The Merz Chancellor promises that he will do “everything he can” so that the prohibition that gives the car manufacturers not to enter into force


Smoke issued on the exhaust pipe of a car, Saxonia, Dresden, October 9, 2025. Photo: Sebastian Kahnert / DPA / Profimedia
Federal Chancellor Friedrich Merz has promised that he will do his best to ensure that he will not exist in the European Union starting in 2035 a total prohibition of cars that emit carbon dioxide, after meeting on Thursday with the executive directors of the largest German car producers, reports Reuters.
“If it is after me, and I will do everything I can to do, there will be no such strict prohibition in 2035,” Merz said in a press conference after the meeting.
The path to electrical mobility will continue and will probably be the central technology of the next few years, Merz said, but stressed that the industry needs time to discover paths to be followed in terms of alternative energy sources.

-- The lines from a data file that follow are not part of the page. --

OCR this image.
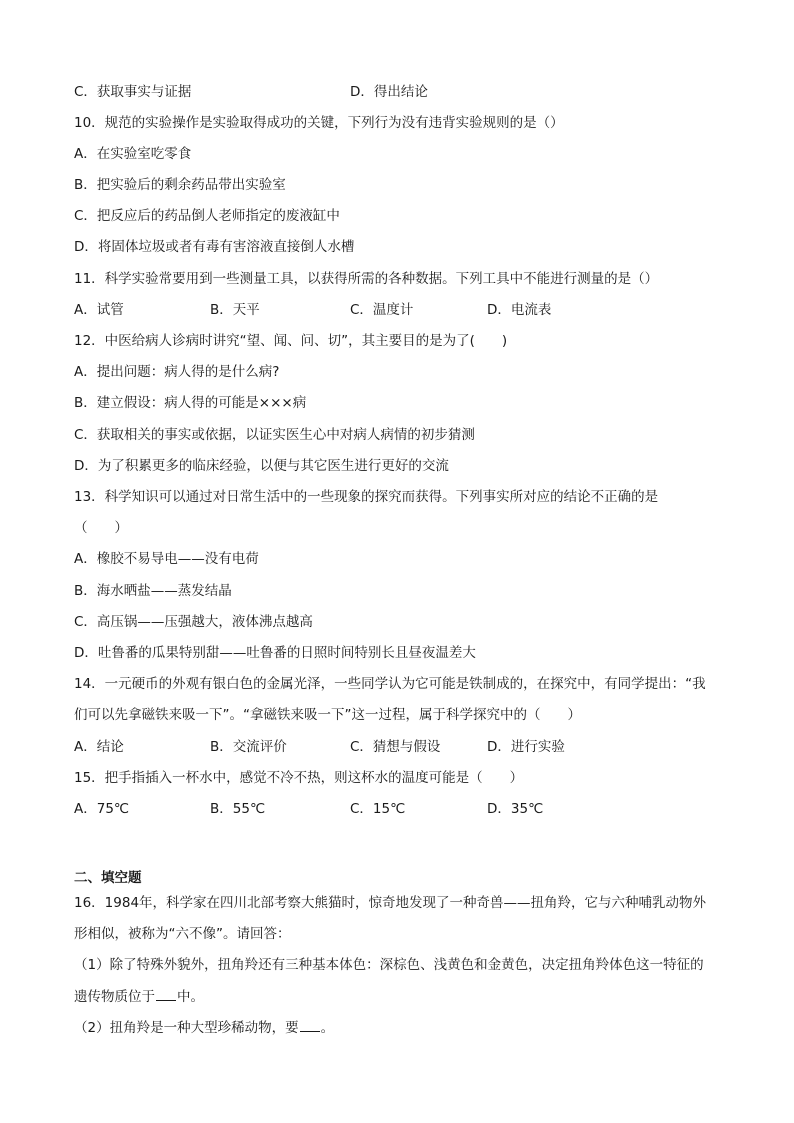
C．获取事实与证据	D．得出结论
10．规范的实验操作是实验取得成功的关键，下列行为没有违背实验规则的是（）
A．在实验室吃零食
B．把实验后的剩余药品带出实验室
C．把反应后的药品倒人老师指定的废液缸中
D．将固体垃圾或者有毒有害溶液直接倒人水槽
11．科学实验常要用到一些测量工具，以获得所需的各种数据。下列工具中不能进行测量的是（）
A．试管	B．天平	C．温度计	D．电流表
12．中医给病人诊病时讲究“望、闻、问、切”，其主要目的是为了(　　)
A．提出问题：病人得的是什么病?
B．建立假设：病人得的可能是×××病
C．获取相关的事实或依据，以证实医生心中对病人病情的初步猜测
D．为了积累更多的临床经验，以便与其它医生进行更好的交流
13．科学知识可以通过对日常生活中的一些现象的探究而获得。下列事实所对应的结论不正确的是
（　　）
A．橡胶不易导电——没有电荷
B．海水晒盐——蒸发结晶
C．高压锅——压强越大，液体沸点越高
D．吐鲁番的瓜果特别甜——吐鲁番的日照时间特别长且昼夜温差大
14．一元硬币的外观有银白色的金属光泽，一些同学认为它可能是铁制成的，在探究中，有同学提出：“我
们可以先拿磁铁来吸一下”。“拿磁铁来吸一下”这一过程，属于科学探究中的（　　）
A．结论	B．交流评价	C．猜想与假设	D．进行实验
15．把手指插入一杯水中，感觉不冷不热，则这杯水的温度可能是（　　）
A．75℃	B．55℃	C．15℃	D．35℃
二、填空题
16．1984年，科学家在四川北部考察大熊猫时，惊奇地发现了一种奇兽——扭角羚，它与六种哺乳动物外
形相似，被称为“六不像”。请回答：
（1）除了特殊外貌外，扭角羚还有三种基本体色：深棕色、浅黄色和金黄色，决定扭角羚体色这一特征的
遗传物质位于 中。
（2）扭角羚是一种大型珍稀动物，要 。
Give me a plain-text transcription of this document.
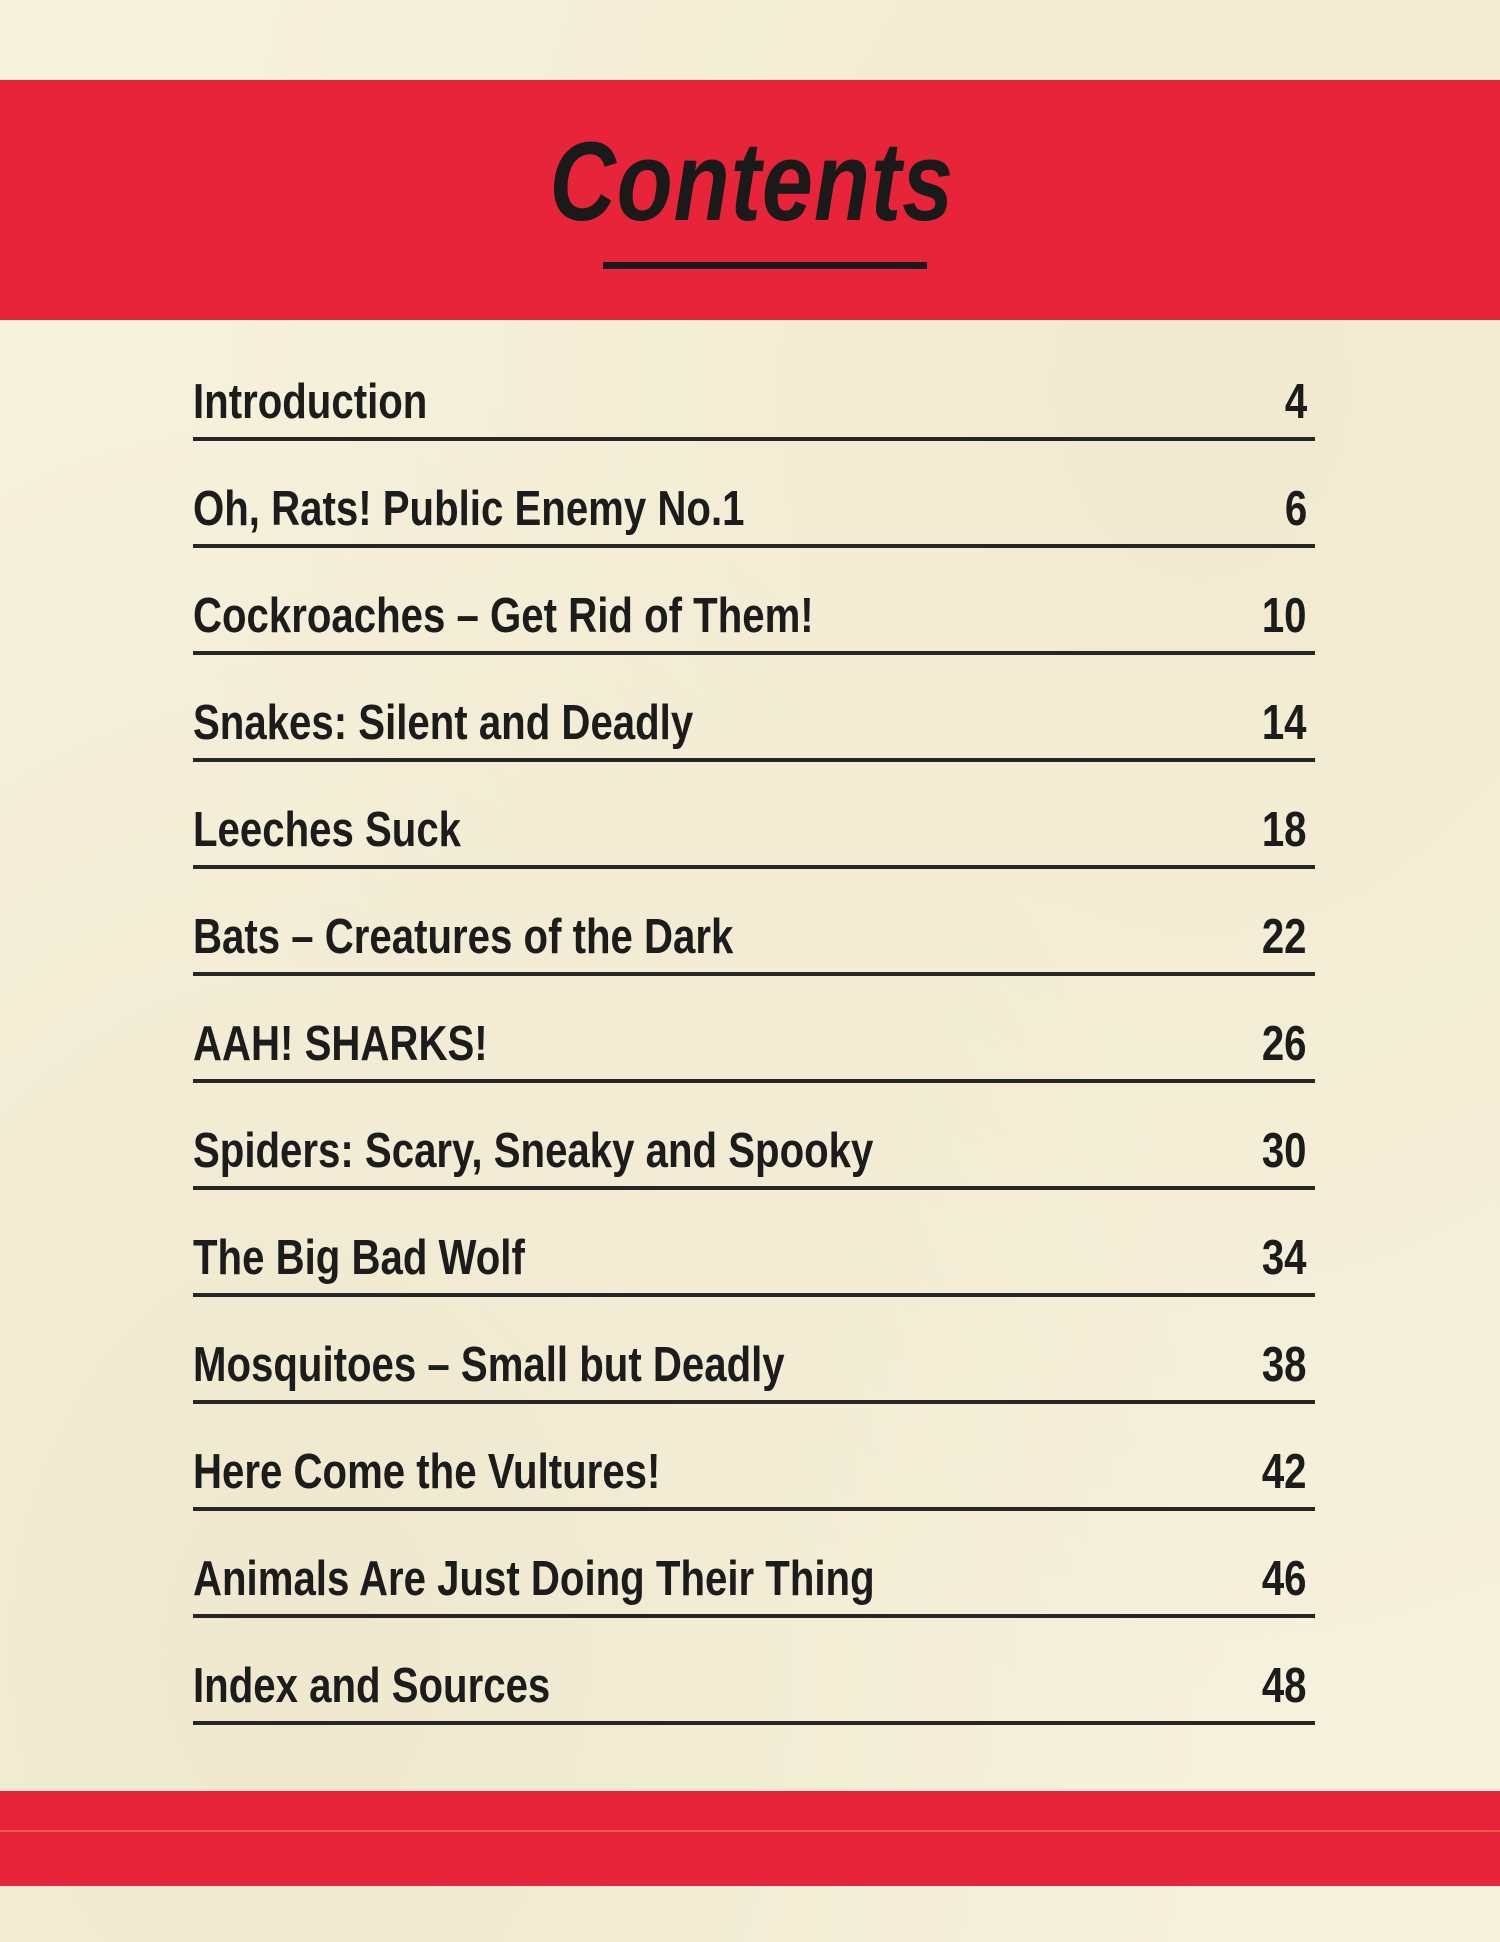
Contents
Introduction	4
Oh, Rats! Public Enemy No.1	6
Cockroaches – Get Rid of Them!	10
Snakes: Silent and Deadly	14
Leeches Suck	18
Bats – Creatures of the Dark	22
AAH! SHARKS!	26
Spiders: Scary, Sneaky and Spooky	30
The Big Bad Wolf	34
Mosquitoes – Small but Deadly	38
Here Come the Vultures!	42
Animals Are Just Doing Their Thing	46
Index and Sources	48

Hildegard Mueller, the head of the VDA car association in Germany, has supported the government's efforts to incorporate the sector's suggestions on how to reduce emissions and to maintain competitiveness.
“The technical options are useful now, contributing to providing jobs at present,” Mueller said.

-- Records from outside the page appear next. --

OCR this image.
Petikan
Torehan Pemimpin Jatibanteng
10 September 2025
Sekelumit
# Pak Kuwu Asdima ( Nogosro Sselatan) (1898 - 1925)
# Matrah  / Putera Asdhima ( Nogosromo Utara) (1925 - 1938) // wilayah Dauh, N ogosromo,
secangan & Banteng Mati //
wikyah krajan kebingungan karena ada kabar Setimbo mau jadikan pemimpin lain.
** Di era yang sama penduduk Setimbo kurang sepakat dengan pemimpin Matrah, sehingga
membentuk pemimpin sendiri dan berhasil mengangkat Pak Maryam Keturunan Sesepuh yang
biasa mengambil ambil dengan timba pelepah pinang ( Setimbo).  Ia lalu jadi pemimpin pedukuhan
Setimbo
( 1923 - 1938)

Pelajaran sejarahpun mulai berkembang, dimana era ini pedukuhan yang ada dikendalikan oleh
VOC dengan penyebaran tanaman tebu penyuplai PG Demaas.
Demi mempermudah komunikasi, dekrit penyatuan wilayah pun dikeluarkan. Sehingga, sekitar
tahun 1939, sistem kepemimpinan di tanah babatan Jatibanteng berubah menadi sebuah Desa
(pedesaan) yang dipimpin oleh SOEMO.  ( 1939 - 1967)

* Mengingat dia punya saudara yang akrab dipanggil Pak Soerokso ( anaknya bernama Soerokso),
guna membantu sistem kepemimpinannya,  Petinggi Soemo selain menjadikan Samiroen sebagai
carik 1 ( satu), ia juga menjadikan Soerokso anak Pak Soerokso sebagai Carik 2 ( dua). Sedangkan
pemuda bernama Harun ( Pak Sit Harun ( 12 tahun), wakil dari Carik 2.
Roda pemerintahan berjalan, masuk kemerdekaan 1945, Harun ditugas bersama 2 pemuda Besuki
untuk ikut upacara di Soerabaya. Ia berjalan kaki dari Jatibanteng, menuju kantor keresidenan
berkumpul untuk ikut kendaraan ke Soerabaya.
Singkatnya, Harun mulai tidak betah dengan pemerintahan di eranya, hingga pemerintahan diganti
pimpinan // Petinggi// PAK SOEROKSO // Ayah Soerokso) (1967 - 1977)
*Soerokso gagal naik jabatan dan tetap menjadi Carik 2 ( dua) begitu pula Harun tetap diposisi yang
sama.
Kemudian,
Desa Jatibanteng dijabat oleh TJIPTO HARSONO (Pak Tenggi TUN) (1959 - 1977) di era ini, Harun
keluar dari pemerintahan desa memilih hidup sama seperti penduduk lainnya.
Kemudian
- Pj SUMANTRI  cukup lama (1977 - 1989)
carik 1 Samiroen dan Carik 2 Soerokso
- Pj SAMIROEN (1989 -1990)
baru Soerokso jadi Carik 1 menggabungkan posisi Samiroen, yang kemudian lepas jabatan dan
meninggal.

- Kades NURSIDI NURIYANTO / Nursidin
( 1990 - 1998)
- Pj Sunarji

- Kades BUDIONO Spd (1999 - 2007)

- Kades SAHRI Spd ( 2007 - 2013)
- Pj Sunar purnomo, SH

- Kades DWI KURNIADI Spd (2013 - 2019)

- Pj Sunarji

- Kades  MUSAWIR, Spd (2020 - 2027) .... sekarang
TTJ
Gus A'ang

Merz also announced on Thursday, additional subsidies worth 3 billion euros ($ 3.5 billion) to support the purchase of electric vehicles by medium and low incomes.
What does the auto industry want
The EU has set its goal to reduce the CO2 emissions of new cars and vehicles by 10035 by 2035, with intermediate objectives for 2030, which was interpreted as the end of the internal combustion engine for new vehicles.
But the European car producers, who face a fierce competition from China and the customs tariffs imposed by the US, claim that this calendar is unrealistic.
They ask Brussels to extend the deadlines and to extend the definition of acceptable technologies.
The German Minister of Finance, Lars Klingbeil, whose social-democratic party is divided on this topic, said that the formation could support the industry's efforts to expand the autonomy of vehicles, the production of plug-in hybrid cars and the mix of new fuels after 2035.
“For us, this is also a way we consider absolutely feasible,” he said at the press conference.
The head of Volkswagen (VW), Oliver Blume, told the German news agency DPA that it agrees that electric mobility represents the technology of the future, but that, from the current perspective, the deadline for 2035 for combustion engines is unrealistic.
The Mercedes-Benz CEO, Ola Kaellenius, also said that a certain proportion of high-efficiency electrified combustion engines should be allowed after 2035.
“We still need a few secondary paths,” he told the business publication Magazin, in an interview published on Thursday before the meeting.